The Way of the Dragon (1972)

D: Bruce Lee
S: Bruce Lee, Chuck Norris

Bruce Lee's directorial debut proves that his superb martial arts skills are enough to keep an audience spellbound, because the rest is pretty terrible. To be fair, Lee has enough self-consciousness to try to inject a note of humour here, playing up to the expectations of the audience by withholding the action fireworks for some time, then finally rewarding them with a series of spectacular fights, climaxing with a classic duel with then U.S. Champion Chuck Norris. He has made an earnest attempt to cash in on the Spaghetti western style of excessive close ups, zooms and hero mythology (and uses an Ennio Morricone score which includes excerpts from Once Upon a Time in the West), and genuinely tries to be funny playing a fish-out-of-water character, namely a Chinese farmer in modern-day Rome. But like Lee's acting, the film is too desperate for a response. He mugs horribly, and makes you feel uncomfortable most of the time unless he's punching, kicking and screaming his way through hordes of baddies. In the hands of even a hack like Robert Clouse, Enter the Dragon seemed like a classy film. But in Lee's hands The Way of the Dragon (sometimes known as The Return of the Dragon because it was released in the U.S. after the success of Enter the Dragon, even though it was made before it) is a sad, laughable affair that makes you feel sorry for him, though perhaps a bit indulgent.

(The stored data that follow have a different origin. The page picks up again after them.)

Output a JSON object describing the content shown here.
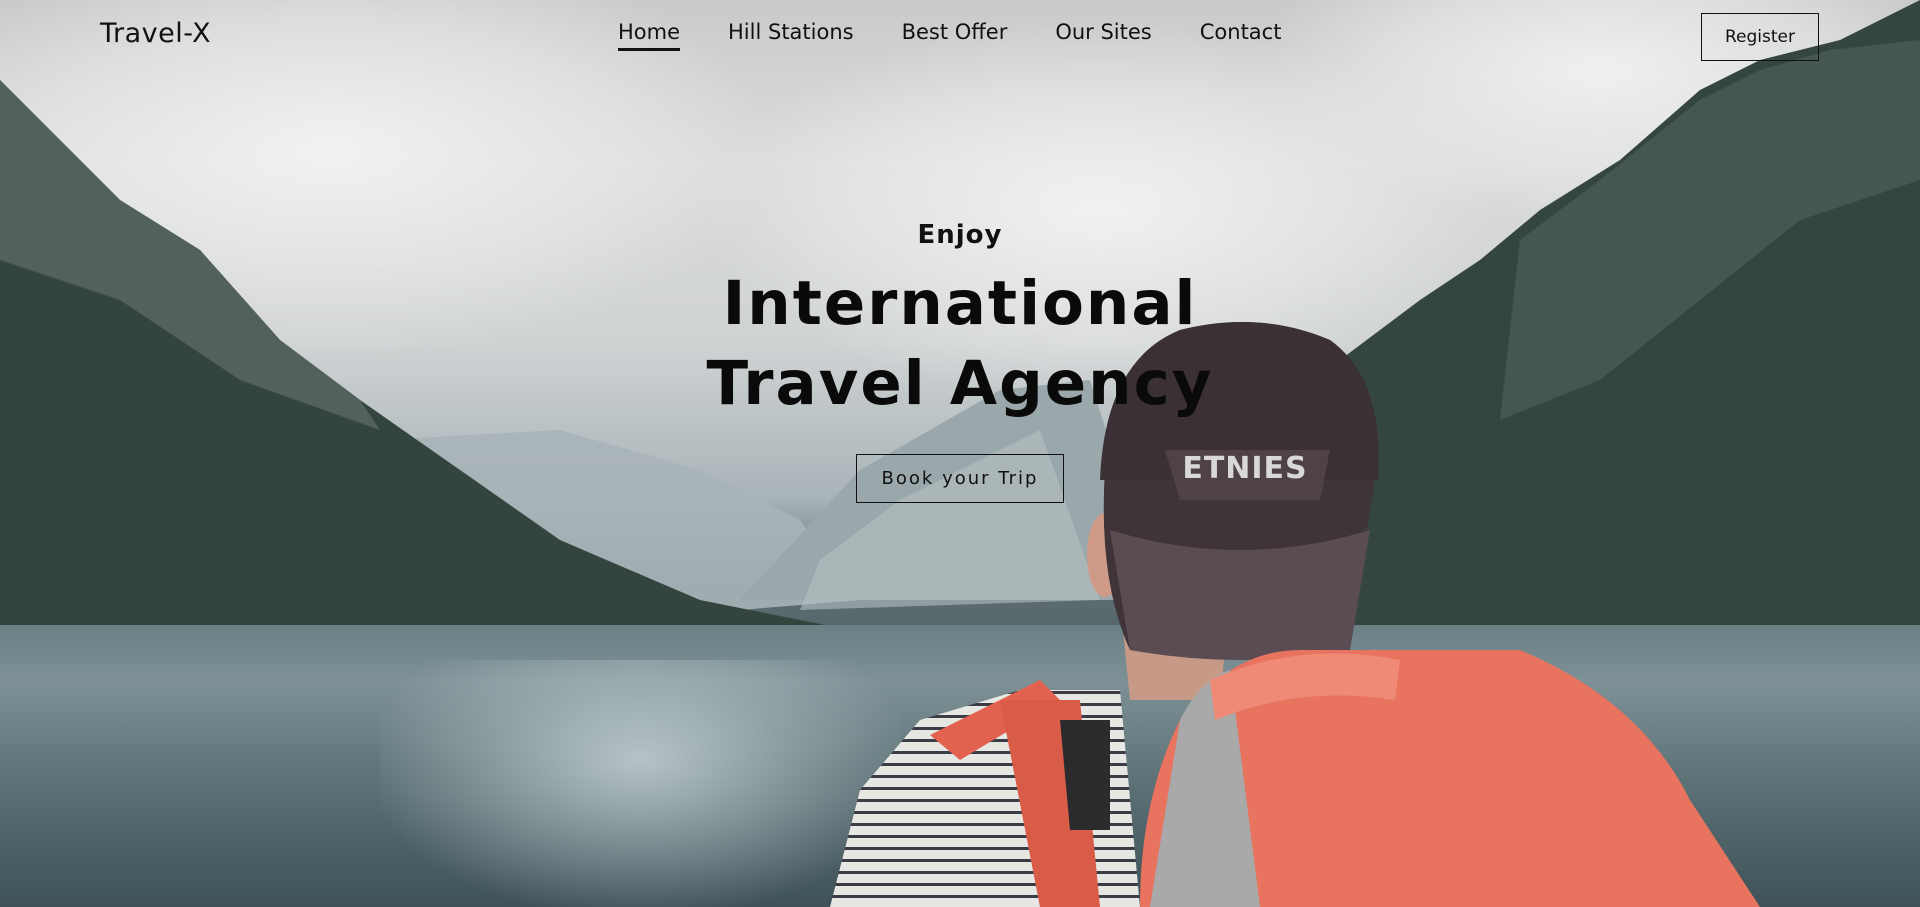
{
  "brand": {
    "name": "Travel-X"
  },
  "nav": {
    "items": [
      {
        "label": "Home",
        "active": true
      },
      {
        "label": "Hill Stations",
        "active": false
      },
      {
        "label": "Best Offer",
        "active": false
      },
      {
        "label": "Our Sites",
        "active": false
      },
      {
        "label": "Contact",
        "active": false
      }
    ],
    "register_label": "Register"
  },
  "hero": {
    "kicker": "Enjoy",
    "title": "International Travel Agency",
    "cta_label": "Book your Trip"
  },
  "background": {
    "description_colors": {
      "sky": "#d8d9d9",
      "mountain_dark": "#2f3f3c",
      "lake": "#6b8085",
      "backpack": "#e8705e",
      "cap": "#3b2f33"
    }
  }
}
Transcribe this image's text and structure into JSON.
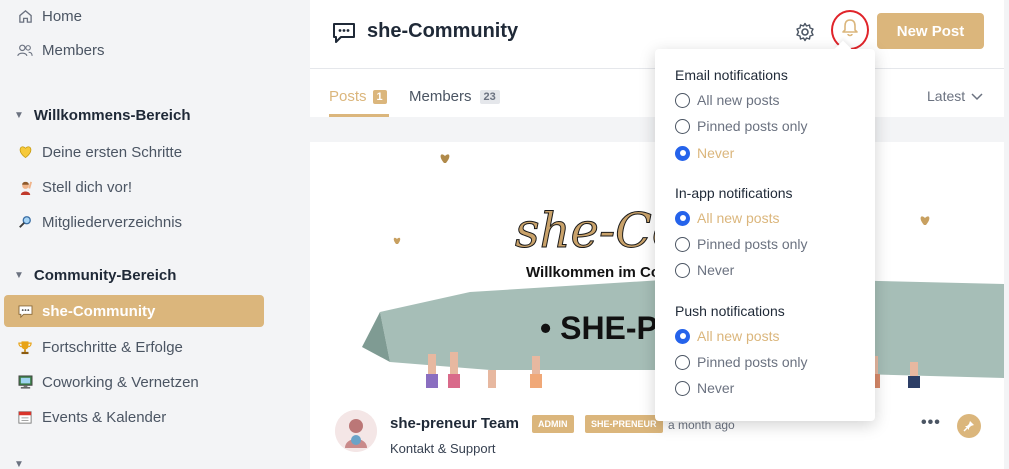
{
  "sidebar": {
    "top_items": [
      {
        "label": "Home",
        "icon": "home-icon"
      },
      {
        "label": "Members",
        "icon": "members-icon"
      }
    ],
    "sections": [
      {
        "title": "Willkommens-Bereich",
        "items": [
          {
            "label": "Deine ersten Schritte",
            "icon": "yellow-heart-icon"
          },
          {
            "label": "Stell dich vor!",
            "icon": "raising-hand-icon"
          },
          {
            "label": "Mitgliederverzeichnis",
            "icon": "magnifier-icon"
          }
        ]
      },
      {
        "title": "Community-Bereich",
        "items": [
          {
            "label": "she-Community",
            "icon": "speech-bubble-icon",
            "active": true
          },
          {
            "label": "Fortschritte & Erfolge",
            "icon": "trophy-icon"
          },
          {
            "label": "Coworking & Vernetzen",
            "icon": "desktop-icon"
          },
          {
            "label": "Events & Kalender",
            "icon": "calendar-icon"
          }
        ]
      }
    ]
  },
  "header": {
    "title": "she-Community",
    "new_post_label": "New Post",
    "tabs": [
      {
        "label": "Posts",
        "count": "1",
        "active": true
      },
      {
        "label": "Members",
        "count": "23"
      }
    ],
    "sort_label": "Latest"
  },
  "banner": {
    "script_text": "she-Com",
    "welcome_text": "Willkommen im Co",
    "ribbon_text": "• SHE-P"
  },
  "post": {
    "author": "she-preneur Team",
    "badges": [
      "ADMIN",
      "SHE-PRENEUR"
    ],
    "time": "a month ago",
    "subtitle": "Kontakt & Support"
  },
  "notifications": {
    "groups": [
      {
        "title": "Email notifications",
        "options": [
          "All new posts",
          "Pinned posts only",
          "Never"
        ],
        "selected": 2
      },
      {
        "title": "In-app notifications",
        "options": [
          "All new posts",
          "Pinned posts only",
          "Never"
        ],
        "selected": 0
      },
      {
        "title": "Push notifications",
        "options": [
          "All new posts",
          "Pinned posts only",
          "Never"
        ],
        "selected": 0
      }
    ]
  },
  "colors": {
    "accent": "#dbb67c",
    "radio_selected": "#2563eb",
    "annotation": "#e0242a"
  }
}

It's hard to really hate the film, perhaps precisely because Lee clearly tries so hard. He's not quite as inept as Ed Wood, but elicits the same kind of happy love-hate response. And, as with any of his previous films, the real attractions are the martial arts, which are wonderfully choreographed and typically balletic. In the staging of each of the spectacular fight scenes, his control of action and ability to put the camera just where it needs to be to show off the movements to the best advantage demonstrate his understanding of his own art, if not the art of the cinema. His sinewy physique has never seemed so taught, and his movements in battle are as graceful and balanced as ever. The sheer physical pleasure of watching an artist of his calibre in action almost makes up for the fact that he simply cannot act or direct.

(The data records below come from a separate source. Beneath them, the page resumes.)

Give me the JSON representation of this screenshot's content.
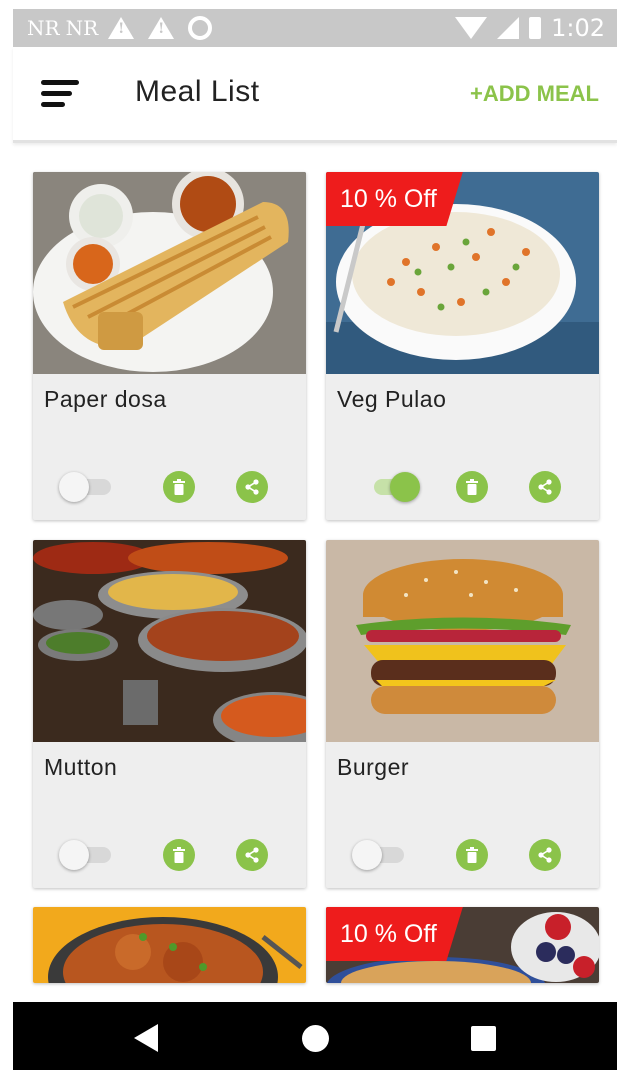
{
  "status_bar": {
    "carrier_1": "NR",
    "carrier_2": "NR",
    "icons": [
      "warning-icon",
      "warning-icon",
      "circle-icon",
      "wifi-icon",
      "signal-icon",
      "battery-icon"
    ],
    "time": "1:02"
  },
  "app_bar": {
    "title": "Meal List",
    "add_label": "+ADD MEAL",
    "menu_icon": "menu-icon"
  },
  "theme": {
    "accent": "#8bc34a",
    "badge_red": "#ee1c1c",
    "card_bg": "#eeeeee",
    "status_bar_bg": "#c8c8c8"
  },
  "meals": [
    {
      "name": "Paper dosa",
      "badge": "",
      "enabled": false
    },
    {
      "name": "Veg Pulao",
      "badge": "10 % Off",
      "enabled": true
    },
    {
      "name": "Mutton",
      "badge": "",
      "enabled": false
    },
    {
      "name": "Burger",
      "badge": "",
      "enabled": false
    },
    {
      "name": "",
      "badge": ""
    },
    {
      "name": "",
      "badge": "10 % Off"
    }
  ],
  "actions": {
    "delete_icon": "trash-icon",
    "share_icon": "share-icon"
  },
  "nav_bar": {
    "icons": [
      "back-icon",
      "home-icon",
      "recents-icon"
    ]
  }
}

The plot has Lee arriving in Rome to help the owners of a Chinese restaurant who are being harassed by the local mafia. Some contrived love interest adds a moment or two of quiet dialogue, but this is really a premise for a movie wrapped around the action possibilities. The inclusion of a homosexual sub-villain, some familiar martial artists as hired guns and a variety of baffling twists and character transformations are simply testament to Lee's need to toss as many things into the brew as he can in order to keep things lively. It does not even have the simple revenge-motivated spirituality of his earlier efforts, and only the aftermath of the battle with Norris gives the film a moment of dignity.

The opening scenes of Lee finding himself unable to cope with the customs and rituals of Italian society are funny in the way the Three Stooges are funny; they appeal to the basest instincts to laugh at other people. But they are not even executed with the gusto of the Stooges. Instead, every gag is telegraphed and then emphasised with a clumsy double take, evidence that Lee had studied the history of comic cinema, but not that he understood the nature of comedy. It is certainly proof, if any were needed, that Jackie Chan better understands what made Buster Keaton and Charlie Chaplin funny, and how to adapt their humour to his own. His frantic slapstick seems the height of comic hilarity compared to Lee's amateurish schtick.

But at the end of the day, this is a film for fans of the genre, and those predisposed to its particular pleasures will enjoy it as thoroughly as any they have enjoyed before. They will also get to see the master at work, which might be enough for them. Anyone else will be thoroughly baffled. The film a silly mishmash of comedy and action put together with little to no skill showcasing a truly awful actor who beats people up really well. Yet within its own frames of reference, The Way of the Dragon works well enough to keep going, and boasts some great fight scenes, distracting and all as the plot is in between. Of course, it can't but succeed on those terms, and for those able to accept them, a good time may be in the offing.

Note: The Region 2 UK DVD is from Hong Kong Classics, whose respectful and detailed treatment of this kind of cinema continues to impress, with trailers, commentaries, stills galleries and interviews which flesh out the good intentions behind the not always stellar results. The DVD also restores previously banned fight scenes, including the stunning double nunchuku scene. A must for fans of the genre.